As I am now in a different country, with no lab equipment, it would have been pretty pointless to send me the PCBs for test, in Europe, only to find that they are not even recognised via USB as an MTP device for FEL booting using allwinner-tools fel-boot
.
When I was in Taiwan, the shipping was neither costly, problematic, nor long (SF Express: three days, compared to four to six weeks start to finish for Europe). So, as to prevent delay, I asked Mike to first plug them into the secondhand laptop that my friend Adam kindly handed to him in Shenzhen, a year ago. The idea being that the boards showing up in lsusb
is at the very least indicative that:
It’s such a simple thing to do and has a very high bang-per-buck, diagnosis-wise.
Mike therefore had to find the time to test the boards, having also a business trip in another city to attend to, he returned Monday. At 3:20 AM UK time I got an email from him with images above and below. He had the EOMA68-A20 card plugged into the laptop, had managed to run xterm
, but had first typed isusb
(i for igloo) and then 1susb
(number one, not l), but not lsusb
our actual desired command.
Variable-width fonts have a hell of a lot to answer for when it comes to commands. I know of very few people who can tell at a glance the difference between l, I, and 1. Yes those are all different - here they are again in a fixed-width font: l
, I
, and 1
.
With Mike being active and in front of the machine 10,000 miles away, despite it being 3:25 AM, I scrambled to get a remote login over the VPN and backup ssh tunnel that I had set up on the laptop. It worked! (I always find this amazing, that it is possible to connect to inexpensive machines in a completely different country and do useful work).

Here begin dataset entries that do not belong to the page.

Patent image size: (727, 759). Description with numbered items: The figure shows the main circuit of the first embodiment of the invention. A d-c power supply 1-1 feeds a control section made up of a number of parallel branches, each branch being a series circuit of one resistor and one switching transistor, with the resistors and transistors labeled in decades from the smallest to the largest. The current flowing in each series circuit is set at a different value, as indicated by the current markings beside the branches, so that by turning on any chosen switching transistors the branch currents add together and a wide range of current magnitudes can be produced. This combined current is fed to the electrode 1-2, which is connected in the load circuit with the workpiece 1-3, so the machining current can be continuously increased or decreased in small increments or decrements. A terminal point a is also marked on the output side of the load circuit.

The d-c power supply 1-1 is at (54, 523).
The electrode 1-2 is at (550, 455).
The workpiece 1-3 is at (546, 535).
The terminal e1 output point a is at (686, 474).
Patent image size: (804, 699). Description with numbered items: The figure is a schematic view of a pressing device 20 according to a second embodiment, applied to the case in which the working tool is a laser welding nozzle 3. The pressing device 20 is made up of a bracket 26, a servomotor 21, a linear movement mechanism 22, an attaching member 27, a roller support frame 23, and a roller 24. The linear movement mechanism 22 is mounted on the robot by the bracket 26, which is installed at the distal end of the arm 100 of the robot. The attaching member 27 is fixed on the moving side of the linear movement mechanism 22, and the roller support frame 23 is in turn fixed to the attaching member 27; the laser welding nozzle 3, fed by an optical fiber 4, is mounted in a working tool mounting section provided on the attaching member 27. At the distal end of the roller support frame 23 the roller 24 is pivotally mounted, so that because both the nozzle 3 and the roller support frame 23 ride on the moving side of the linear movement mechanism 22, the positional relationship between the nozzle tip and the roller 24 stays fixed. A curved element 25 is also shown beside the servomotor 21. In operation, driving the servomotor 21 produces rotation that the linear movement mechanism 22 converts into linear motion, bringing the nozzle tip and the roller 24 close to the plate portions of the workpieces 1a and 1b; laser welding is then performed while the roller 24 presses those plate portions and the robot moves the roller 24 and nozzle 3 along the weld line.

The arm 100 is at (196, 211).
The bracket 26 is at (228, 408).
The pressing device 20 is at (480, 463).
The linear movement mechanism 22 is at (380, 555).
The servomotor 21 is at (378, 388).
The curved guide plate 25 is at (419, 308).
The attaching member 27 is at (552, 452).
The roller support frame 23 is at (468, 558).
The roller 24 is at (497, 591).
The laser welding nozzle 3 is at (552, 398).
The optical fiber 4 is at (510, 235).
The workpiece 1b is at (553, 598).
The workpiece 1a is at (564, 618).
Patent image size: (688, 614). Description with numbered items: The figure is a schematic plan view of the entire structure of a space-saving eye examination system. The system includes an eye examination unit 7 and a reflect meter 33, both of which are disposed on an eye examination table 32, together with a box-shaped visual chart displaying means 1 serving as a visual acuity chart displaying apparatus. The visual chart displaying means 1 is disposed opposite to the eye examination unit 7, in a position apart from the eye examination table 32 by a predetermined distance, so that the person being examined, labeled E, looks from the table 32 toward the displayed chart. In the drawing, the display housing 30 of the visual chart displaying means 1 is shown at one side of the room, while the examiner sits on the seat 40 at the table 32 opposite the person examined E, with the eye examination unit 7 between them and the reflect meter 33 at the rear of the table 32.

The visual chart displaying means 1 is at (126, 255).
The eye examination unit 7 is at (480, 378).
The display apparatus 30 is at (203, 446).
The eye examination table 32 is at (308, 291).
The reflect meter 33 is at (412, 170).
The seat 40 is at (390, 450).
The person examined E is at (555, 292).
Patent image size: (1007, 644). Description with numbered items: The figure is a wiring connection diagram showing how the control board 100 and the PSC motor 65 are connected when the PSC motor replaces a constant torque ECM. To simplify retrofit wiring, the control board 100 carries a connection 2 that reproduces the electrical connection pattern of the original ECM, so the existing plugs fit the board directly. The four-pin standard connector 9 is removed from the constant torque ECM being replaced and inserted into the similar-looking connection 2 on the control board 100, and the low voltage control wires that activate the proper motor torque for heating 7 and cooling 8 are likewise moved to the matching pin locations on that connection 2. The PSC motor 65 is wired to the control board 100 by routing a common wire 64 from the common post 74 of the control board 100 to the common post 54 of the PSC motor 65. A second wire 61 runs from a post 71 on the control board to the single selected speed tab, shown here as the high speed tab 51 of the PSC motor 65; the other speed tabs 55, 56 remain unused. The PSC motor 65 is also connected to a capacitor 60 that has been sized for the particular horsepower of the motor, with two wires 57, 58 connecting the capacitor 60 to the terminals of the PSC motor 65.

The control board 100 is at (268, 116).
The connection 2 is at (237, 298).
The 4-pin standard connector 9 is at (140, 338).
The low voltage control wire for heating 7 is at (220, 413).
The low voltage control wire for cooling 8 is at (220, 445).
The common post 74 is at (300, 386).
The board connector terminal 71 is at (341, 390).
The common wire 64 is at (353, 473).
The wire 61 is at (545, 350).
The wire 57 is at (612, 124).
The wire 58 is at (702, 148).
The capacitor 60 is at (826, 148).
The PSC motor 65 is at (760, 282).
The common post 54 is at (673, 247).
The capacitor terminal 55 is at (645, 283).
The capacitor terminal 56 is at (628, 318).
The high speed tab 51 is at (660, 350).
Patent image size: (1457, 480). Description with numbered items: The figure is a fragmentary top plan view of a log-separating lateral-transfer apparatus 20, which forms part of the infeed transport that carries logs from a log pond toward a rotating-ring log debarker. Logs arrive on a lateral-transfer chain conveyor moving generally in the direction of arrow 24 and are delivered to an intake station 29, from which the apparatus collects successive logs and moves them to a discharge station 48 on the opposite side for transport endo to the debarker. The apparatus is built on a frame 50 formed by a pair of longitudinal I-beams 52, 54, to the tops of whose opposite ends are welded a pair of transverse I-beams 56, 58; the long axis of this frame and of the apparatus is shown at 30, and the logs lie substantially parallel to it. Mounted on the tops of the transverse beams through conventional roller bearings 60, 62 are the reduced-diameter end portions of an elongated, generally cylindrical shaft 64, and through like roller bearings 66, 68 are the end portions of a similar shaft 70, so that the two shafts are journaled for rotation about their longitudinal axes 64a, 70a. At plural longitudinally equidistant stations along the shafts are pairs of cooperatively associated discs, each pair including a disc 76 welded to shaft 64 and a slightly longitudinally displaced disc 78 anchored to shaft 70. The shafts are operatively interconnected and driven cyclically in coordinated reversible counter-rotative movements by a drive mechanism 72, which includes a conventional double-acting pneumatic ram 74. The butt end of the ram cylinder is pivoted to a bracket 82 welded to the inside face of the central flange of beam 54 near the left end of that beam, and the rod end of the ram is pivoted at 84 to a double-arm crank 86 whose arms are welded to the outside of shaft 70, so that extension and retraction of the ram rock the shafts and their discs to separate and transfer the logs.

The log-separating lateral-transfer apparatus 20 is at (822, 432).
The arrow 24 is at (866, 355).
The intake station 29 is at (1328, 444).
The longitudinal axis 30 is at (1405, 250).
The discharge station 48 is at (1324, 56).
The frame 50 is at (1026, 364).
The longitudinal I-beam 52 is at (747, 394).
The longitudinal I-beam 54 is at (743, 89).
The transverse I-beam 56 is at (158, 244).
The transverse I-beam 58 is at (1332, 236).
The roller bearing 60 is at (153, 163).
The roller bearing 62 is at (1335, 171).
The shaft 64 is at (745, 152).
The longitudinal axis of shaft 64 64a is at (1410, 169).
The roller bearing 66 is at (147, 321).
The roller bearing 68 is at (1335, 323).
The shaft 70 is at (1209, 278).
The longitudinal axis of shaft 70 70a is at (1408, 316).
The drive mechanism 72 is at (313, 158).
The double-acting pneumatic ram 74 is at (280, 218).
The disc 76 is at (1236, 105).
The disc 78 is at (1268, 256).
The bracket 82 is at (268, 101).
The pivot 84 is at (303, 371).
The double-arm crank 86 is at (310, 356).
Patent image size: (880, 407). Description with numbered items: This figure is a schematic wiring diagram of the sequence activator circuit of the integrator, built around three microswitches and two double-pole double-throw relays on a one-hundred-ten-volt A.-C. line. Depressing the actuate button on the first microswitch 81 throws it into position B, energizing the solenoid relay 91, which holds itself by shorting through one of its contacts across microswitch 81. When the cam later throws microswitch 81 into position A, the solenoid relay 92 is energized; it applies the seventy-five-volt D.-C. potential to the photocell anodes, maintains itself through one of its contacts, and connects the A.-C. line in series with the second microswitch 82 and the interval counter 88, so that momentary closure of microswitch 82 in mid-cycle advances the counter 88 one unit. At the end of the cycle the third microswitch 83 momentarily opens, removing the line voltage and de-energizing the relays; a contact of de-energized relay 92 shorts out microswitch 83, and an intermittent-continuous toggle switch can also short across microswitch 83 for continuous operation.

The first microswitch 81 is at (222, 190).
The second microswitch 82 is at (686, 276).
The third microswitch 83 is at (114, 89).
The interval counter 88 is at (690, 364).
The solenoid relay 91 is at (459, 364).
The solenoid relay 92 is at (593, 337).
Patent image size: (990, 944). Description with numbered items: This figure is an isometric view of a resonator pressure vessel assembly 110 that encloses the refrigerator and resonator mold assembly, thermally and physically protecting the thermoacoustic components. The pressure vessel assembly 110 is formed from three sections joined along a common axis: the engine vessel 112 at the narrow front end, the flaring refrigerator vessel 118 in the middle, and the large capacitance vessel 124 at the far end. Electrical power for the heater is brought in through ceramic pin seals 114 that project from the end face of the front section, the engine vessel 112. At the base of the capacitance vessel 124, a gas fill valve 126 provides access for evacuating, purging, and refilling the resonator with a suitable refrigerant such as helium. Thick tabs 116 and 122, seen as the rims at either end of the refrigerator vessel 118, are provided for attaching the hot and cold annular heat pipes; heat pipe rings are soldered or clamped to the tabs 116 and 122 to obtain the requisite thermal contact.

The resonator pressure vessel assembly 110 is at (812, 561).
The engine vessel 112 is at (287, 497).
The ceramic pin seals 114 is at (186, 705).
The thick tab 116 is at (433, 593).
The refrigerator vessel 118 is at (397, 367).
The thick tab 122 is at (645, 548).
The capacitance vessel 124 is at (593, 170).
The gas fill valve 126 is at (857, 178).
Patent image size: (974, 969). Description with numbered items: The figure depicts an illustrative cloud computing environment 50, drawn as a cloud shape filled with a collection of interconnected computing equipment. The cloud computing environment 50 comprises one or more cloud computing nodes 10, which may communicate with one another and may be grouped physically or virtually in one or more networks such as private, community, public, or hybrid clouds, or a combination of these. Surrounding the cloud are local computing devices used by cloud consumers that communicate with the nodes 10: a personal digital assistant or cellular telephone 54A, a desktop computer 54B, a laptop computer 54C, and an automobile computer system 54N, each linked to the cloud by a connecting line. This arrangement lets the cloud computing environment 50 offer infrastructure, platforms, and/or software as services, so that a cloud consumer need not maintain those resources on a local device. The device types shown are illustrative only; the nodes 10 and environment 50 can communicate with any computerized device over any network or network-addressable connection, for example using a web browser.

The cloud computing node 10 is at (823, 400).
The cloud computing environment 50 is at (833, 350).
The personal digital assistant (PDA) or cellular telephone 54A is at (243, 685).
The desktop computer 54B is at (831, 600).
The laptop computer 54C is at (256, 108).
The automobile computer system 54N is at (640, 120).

And, right there in /var/log/syslog
was evidence the card he’d plugged in had been detected on USB. Communicating asynchronously by email, we tried a second one and that worked too.
Hurrah. We have two working Cards, which used the exact same components from the production stock as were used before. That means it was either something that the new manager did, or, more likely, it was the chainsaw massacre. I suspect that the chainsaw cutting resulted in a short between two layers as the distance to the edge and copper had to be made very small (12 mil which is around 0.5 mm). The 24 MHz crystal, for example, is literally right on the edge of the PCB, with only a tiny amount of ground via protection.
Having passed these initial tests, it’s now worthwhile for Mike’s engineers to solder on the PCMCIA connector (you can see it missing from the photo), checking for solder bridges, and then sending the completed board to me here in the UK by FedEx, not DHL despite that being easier for Mike since FedEx does not have a presence in Shenzhen and instead use third-party agents. Still, FedEx is the better choice because they deliver and then invoice you a week later for customs duty. DHL will delay delivery until you have paid, often forcing you to go collect from the nearest depot, which could be 50 miles away. With the insanity gripping people at the moment, the less hassle the better. Ergo, FedEx.
The next phase, after I confirm that HDMI, SD/MMC, USB, and VGA are operational, will be to arrange a mini production run. We learned our lesson: it will be likely that we will do a QTY 100 production run, then, if that goes well, ramp up to the remaining 900.
One thing at a time. As as reminder to everyone who continues to ask, "when will this ship?" the answer is, as always, when all of the unknown and unknowable issues between now and shipping have been solved. Only when we have everything solved and have successfully gone through at least one shipping cycle can we give any kind of stable prediction for a given delivery. This is just how it goes, and your patience is so genuinely appreciated.